Lawyers are trash and I'm in law school.


Earlier today in my prayer time, I found myself just thanking God for EVERYthing. I’m in such a good mental space and, because I know how it feels NOT to be in this space, my heart just overflowed with gratitude.

God impressed on my heart that much of my ability to experience contentment, or this “good mental space” was contingent upon my obedience. 

Let me give you some background.

I’m currently enrolled in law school and grad school…yeah…at the same time. I do believe it is the will of God and it took me some time to REALLY TRULY become sold out to the idea.
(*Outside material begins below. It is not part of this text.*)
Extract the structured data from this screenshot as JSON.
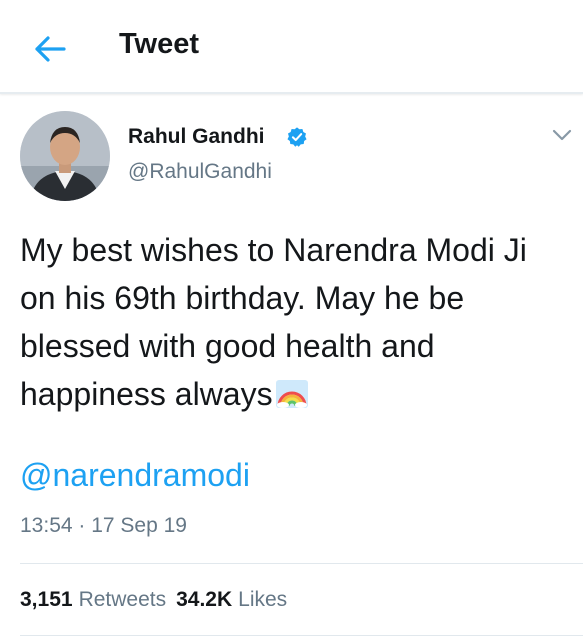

I fought it for as long as I could. Even in undergrad, I just KNEW I was going into sports/event management. I just KNEWWW I was NOT going to law school. I don’t even like lawyers! I thought (and still think) lawyers are TERRIBLE people and “justice” is a farce.  I made affirmative steps to secure that I wouldn’t have to go to law school and…all of those plans fell through! Hahaha! (It’s funny now but at the time, it was not pretty. God literally broke me ALL the way down.)

It reminds me a lot of the story of Jonah.

See, Jonah was like me (or I was like Jonah, rather). God told him to go to Nineveh and he was like, “Yeah, no the people in Nineveh are trash…I’d rather go to Tarshish.” We know the story. Jonah goes to Tarshish, gets in a terrible storm, gets thrown overboard, and ends up in a big ‘ole fish. He ends up turning back to God and goes to law school…I mean, Nineveh.

The beauty in the story of Jonah is that God’s grace kept him even when he was sinking in floods and drowning in stormy waves. He literally said in Jonah 1:6 that he was “locked out of life and imprisoned in the land of death.” Whoa there, kid!

As beautiful as it is that God’s grace kept him, wouldn’t it have been easier for him just to go to Nineveh in the first place? Wouldn’t it have been easier to just NOT fight the will of God? 

What’s even crazier is that Jonah wasn’t a “bad guy.” He had a relationship with God. God selected him out of alllllll people, clearly he was doing SOMETHING right….BUT…his disobedience still landed him in the “depths of the abyss” for a few nights.

Here’s what Jonah’s experience tells me: 

Even when it’s something that I don’t want to do, OBEDIENCE still feels WAYYYYY better than disobedience. 

As much as I don’t want to be in law school, I feel GREAT knowing that I’m in the will of God and everyday…little by little…I’m more grateful for this experience because I know that it’s not about me or my feelings.

See, what Jonah failed to realize on his way to Tarshish was that going to Ninevah wasn’t even about him. It was about the people who needed the word that Jonah had. Not only that, but God trusted Jonah to get that word to some spiritually starving people. 

We’ve heard that story before. See, God trusted that Jesus would come and do what he had to do…AND he did! He fulfilled His purpose EVEN until death!!

Now, I’m not saying that I’m about to save a whole country from being destroyed, but I know that this entire process isn’t about me. I find comfort in knowing that it’s not about my feelings. 

While I still think lawyers are trash…and they ARE.....


I’m just grateful that God trusted me with this portion and I’m excited to see what he continues to do through my obedience!!!